Walt Disney Studios is looking to the cloud for new ways to create, produce and distribute its content – and the media behemoth has chosen Microsoft to help.

The companies have signed a five-year ‘innovation partnership’ which will see Disney utilise Microsoft’s Azure cloud platform to ‘help accelerate innovation at The Walt Disney Studios for production and post-production processes’ – or ‘scene to screen’, as the companies put it.

The partnership will be concentrated around Disney’s StudioLAB, a technology hub focused on ‘the art of storytelling with cutting-edge tools and methods’, including virtual reality (VR) and artificial intelligence (AI).
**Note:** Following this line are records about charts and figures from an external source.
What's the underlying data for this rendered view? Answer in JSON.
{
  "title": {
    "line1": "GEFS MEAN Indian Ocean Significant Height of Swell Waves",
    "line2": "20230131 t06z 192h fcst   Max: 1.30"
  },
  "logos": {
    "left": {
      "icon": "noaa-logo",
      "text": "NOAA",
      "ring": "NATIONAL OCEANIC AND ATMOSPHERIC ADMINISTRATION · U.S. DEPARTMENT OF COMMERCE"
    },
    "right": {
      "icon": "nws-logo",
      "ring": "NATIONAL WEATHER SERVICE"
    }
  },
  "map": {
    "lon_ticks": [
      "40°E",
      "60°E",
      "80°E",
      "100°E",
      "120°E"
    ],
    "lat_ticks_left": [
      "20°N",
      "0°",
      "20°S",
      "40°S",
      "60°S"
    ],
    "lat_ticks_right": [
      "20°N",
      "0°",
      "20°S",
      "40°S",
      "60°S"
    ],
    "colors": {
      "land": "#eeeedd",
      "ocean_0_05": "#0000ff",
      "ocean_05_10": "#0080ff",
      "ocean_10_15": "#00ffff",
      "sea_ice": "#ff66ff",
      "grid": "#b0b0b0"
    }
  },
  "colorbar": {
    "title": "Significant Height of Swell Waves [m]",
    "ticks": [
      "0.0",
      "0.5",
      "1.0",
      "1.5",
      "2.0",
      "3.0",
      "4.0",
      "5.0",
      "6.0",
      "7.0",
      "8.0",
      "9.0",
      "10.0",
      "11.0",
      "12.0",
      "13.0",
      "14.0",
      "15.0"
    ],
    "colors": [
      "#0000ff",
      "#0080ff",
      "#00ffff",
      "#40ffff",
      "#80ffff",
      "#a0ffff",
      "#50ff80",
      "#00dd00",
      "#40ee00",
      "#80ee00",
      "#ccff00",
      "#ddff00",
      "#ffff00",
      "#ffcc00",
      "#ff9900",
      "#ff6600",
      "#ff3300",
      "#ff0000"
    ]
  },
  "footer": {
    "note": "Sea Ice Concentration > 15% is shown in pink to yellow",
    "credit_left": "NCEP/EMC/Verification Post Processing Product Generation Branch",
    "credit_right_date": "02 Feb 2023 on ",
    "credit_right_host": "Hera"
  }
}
There is a third partner here in the shape of media technology firms Avid, with whom Microsoft already has a cloud alliance focused on putting together cloud-based media workflows around active backup, collaborative editing, and content archiving. The companies are ‘demonstrating that the kinds of demanding, high-performance workflows the media and entertainment industry requires can be deployed and operated with the security offered by the cloud’.

The latter is a particularly important use case for media providers; NASCAR’s move to Amazon Web Services (AWS) back in June enabled it to launch an online archive feature, while Boston-based TV station WGBH utilised object storage provider Cloudian last year to dramatically reduce the time required to access its previously tape and disk drive-oriented archive.

“By moving many of our production and post-production workflows to the cloud, we’re optimistic that we can create content more quickly and efficiently around the world,” said Jamie Voris, Walt Disney Studios CTO. “Through this innovation partnership with Microsoft, we’re able to streamline many of our processes so our talented filmmakers can focus on what they do best.”

Kate Johnson, president of Microsoft US, said cloud usage has ‘reached a tipping point’ for the media industry. “With Azure as the platform cloud for content, we’re excited to work with the team at StudioLAB to continue to drive innovation across Disney’s broad portfolio of studios,” said Johnson.

This is by no means the first cloud initiative from the wider company; back in 2017, just in time for re:Invent, it was announced that The Walt Disney Company was utilising AWS as its preferred public cloud infrastructure provider.